Reygel tried to smile, but his face wouldn't cooperate. The darkness at the edges of his vision was spreading, consuming everything. His last thought before consciousness fled wasn't fear or regret.
It was wonder.
Pure, childlike wonder at the fact that he'd made something impossible happen through nothing but will.
The void pressed down. The fire crackled. Krewgt sat vigil over the spot where a Deathless had fallen, his body already vanished, leaving no trace except the memory of someone who'd managed one small miracle in his final moments.
She fed the fire, kept watch through the absolute darkness, and thought about all the warriors she'd trained over forty years. None had ever manifested an elemental ability while dying. Most never manifested them at all.
This one was different. Weak, untrained, barely two days old—but different.
She looked up at the void, at the cold and distant stars, and wondered what else Reygel Sireg might become if he survived long enough to matter.

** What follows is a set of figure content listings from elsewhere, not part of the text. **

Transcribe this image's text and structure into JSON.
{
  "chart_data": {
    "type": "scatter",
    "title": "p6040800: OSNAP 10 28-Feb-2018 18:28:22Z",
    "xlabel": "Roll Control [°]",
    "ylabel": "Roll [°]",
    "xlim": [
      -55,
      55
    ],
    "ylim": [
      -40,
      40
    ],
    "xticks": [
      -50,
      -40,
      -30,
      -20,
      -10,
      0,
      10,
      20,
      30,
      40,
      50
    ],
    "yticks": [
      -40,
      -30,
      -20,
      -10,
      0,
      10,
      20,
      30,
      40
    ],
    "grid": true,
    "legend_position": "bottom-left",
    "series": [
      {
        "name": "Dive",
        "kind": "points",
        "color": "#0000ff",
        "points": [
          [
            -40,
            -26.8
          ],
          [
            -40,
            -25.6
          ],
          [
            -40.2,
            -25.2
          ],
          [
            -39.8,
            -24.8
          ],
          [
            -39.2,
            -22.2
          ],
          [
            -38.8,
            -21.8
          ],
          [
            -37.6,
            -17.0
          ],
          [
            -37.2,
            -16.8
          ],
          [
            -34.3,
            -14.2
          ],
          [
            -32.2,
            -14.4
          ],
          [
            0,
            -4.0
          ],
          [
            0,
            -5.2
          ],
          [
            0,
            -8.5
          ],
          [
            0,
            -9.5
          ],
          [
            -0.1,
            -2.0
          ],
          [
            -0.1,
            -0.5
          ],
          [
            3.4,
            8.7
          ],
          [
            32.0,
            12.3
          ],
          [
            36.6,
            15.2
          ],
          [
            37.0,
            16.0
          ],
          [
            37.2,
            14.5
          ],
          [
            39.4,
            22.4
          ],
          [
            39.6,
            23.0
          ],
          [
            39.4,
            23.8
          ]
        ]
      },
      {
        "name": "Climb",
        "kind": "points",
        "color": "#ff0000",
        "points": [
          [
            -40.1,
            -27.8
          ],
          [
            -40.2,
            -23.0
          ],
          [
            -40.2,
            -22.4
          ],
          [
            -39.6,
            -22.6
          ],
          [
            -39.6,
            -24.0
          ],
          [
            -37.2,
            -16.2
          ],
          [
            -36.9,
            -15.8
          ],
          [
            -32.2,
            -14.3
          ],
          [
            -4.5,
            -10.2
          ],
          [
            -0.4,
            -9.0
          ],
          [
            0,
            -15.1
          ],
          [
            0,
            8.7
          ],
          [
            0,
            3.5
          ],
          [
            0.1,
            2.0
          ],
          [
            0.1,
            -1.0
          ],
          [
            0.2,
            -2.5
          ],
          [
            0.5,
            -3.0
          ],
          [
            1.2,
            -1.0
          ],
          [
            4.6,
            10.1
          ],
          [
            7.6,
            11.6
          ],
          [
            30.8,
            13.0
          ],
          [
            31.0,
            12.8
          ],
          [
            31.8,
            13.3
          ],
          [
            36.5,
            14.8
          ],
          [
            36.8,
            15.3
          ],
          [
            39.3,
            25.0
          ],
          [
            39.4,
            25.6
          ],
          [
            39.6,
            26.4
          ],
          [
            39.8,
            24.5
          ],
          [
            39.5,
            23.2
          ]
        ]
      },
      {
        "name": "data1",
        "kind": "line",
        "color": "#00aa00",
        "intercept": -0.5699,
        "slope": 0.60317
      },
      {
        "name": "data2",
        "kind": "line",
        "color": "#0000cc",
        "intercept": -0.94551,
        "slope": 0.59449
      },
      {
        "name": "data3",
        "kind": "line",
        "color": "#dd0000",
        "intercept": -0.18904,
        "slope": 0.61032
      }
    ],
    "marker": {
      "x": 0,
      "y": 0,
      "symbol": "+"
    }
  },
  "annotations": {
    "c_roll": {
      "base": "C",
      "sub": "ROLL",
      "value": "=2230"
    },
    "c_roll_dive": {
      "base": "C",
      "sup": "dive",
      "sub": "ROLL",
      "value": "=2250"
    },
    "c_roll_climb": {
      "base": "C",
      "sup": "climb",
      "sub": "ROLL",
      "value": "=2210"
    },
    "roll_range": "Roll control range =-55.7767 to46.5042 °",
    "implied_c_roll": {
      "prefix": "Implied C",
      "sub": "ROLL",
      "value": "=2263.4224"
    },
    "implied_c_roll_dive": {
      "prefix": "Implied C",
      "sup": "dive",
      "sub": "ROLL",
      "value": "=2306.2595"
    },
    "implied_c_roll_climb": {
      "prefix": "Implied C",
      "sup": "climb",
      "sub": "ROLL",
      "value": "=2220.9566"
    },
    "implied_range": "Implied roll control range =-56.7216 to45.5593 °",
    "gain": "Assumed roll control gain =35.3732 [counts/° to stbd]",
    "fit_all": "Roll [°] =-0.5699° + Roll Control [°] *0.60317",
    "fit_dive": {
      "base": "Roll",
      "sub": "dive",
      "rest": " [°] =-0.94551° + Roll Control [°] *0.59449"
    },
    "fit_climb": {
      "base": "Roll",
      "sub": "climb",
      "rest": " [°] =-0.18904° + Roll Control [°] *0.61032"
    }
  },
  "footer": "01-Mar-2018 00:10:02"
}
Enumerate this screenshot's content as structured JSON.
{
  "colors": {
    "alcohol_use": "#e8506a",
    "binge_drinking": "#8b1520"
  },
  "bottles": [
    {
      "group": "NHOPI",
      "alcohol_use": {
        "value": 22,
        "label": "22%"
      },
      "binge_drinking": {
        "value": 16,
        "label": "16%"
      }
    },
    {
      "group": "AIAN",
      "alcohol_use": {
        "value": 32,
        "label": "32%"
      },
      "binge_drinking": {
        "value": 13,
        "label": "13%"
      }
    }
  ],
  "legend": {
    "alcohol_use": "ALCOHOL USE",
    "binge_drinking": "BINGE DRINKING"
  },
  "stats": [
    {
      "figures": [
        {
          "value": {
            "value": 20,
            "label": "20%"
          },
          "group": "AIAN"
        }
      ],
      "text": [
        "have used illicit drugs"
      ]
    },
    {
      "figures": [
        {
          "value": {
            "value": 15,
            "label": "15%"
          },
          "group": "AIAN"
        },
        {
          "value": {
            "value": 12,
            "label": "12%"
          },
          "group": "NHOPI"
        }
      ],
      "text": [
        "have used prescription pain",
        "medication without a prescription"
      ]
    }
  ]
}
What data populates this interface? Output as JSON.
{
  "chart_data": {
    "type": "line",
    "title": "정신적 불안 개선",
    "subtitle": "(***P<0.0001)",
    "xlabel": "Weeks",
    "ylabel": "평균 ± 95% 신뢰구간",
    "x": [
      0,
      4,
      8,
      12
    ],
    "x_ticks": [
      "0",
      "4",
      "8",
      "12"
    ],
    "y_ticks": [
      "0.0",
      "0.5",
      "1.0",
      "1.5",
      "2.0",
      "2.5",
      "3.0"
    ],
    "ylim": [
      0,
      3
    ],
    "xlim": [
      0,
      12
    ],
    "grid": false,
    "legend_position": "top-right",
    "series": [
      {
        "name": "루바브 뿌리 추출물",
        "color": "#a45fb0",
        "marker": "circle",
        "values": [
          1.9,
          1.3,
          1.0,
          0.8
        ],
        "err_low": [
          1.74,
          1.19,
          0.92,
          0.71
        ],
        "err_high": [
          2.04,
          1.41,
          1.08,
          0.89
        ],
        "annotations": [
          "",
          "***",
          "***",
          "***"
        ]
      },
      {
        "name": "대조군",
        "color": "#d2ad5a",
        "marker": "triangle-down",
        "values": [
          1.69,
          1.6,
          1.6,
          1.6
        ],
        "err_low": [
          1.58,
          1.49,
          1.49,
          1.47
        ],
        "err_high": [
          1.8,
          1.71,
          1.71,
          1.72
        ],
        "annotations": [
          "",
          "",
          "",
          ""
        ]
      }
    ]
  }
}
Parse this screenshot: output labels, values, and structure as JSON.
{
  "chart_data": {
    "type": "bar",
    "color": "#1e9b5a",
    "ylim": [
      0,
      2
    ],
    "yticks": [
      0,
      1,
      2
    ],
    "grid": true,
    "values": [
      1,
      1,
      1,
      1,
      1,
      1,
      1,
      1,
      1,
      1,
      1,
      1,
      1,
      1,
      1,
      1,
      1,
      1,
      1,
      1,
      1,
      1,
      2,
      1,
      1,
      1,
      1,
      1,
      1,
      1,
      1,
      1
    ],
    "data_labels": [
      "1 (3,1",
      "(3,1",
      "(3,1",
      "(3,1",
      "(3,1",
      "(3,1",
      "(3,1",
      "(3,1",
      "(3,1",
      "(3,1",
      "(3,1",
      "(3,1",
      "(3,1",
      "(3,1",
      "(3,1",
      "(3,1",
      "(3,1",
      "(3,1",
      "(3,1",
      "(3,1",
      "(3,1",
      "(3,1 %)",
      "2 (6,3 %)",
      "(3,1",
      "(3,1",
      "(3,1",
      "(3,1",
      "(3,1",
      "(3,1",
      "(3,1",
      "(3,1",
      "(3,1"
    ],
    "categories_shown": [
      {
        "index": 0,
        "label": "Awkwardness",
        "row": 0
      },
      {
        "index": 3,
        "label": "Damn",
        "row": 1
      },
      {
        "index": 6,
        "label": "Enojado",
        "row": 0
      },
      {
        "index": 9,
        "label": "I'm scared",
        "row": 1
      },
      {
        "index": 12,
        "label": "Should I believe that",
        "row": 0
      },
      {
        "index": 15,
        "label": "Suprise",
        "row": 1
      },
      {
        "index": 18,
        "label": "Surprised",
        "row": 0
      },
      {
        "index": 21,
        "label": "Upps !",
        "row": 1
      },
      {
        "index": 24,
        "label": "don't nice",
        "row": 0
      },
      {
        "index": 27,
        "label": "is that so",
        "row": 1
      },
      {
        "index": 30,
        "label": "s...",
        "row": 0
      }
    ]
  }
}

Dawn would come eventually. Reygel would wake at his Altar, confused and disoriented, trying to piece together how he'd died this time. And she would make her way back to coordinate, to plan, to continue the impossible task of making him into something more than dead weight.
But for now, in this moment of perfect darkness, there was only silence. Only the void. Only the tiny shimmering distortion that had existed for less than a heartbeat but proved that even the weakest element could answer when called by someone desperate enough to try.
Somewhere in the south, Sinsgridt walked alone, carrying her own burdens. Somewhere in the settlement, the Laderos rebuilt what they could while wondering if their Deathless would survive long enough to matter.
And somewhere between life and death, Reygel learned what true darkness felt like—and discovered that even there, even in that absolute absence, gravity still pulled.
Still called.
Still waited.
The stars watched. The void pressed down. And the fire burned on through the night, a small defiance against the crushing weight of everything that existed beyond its light.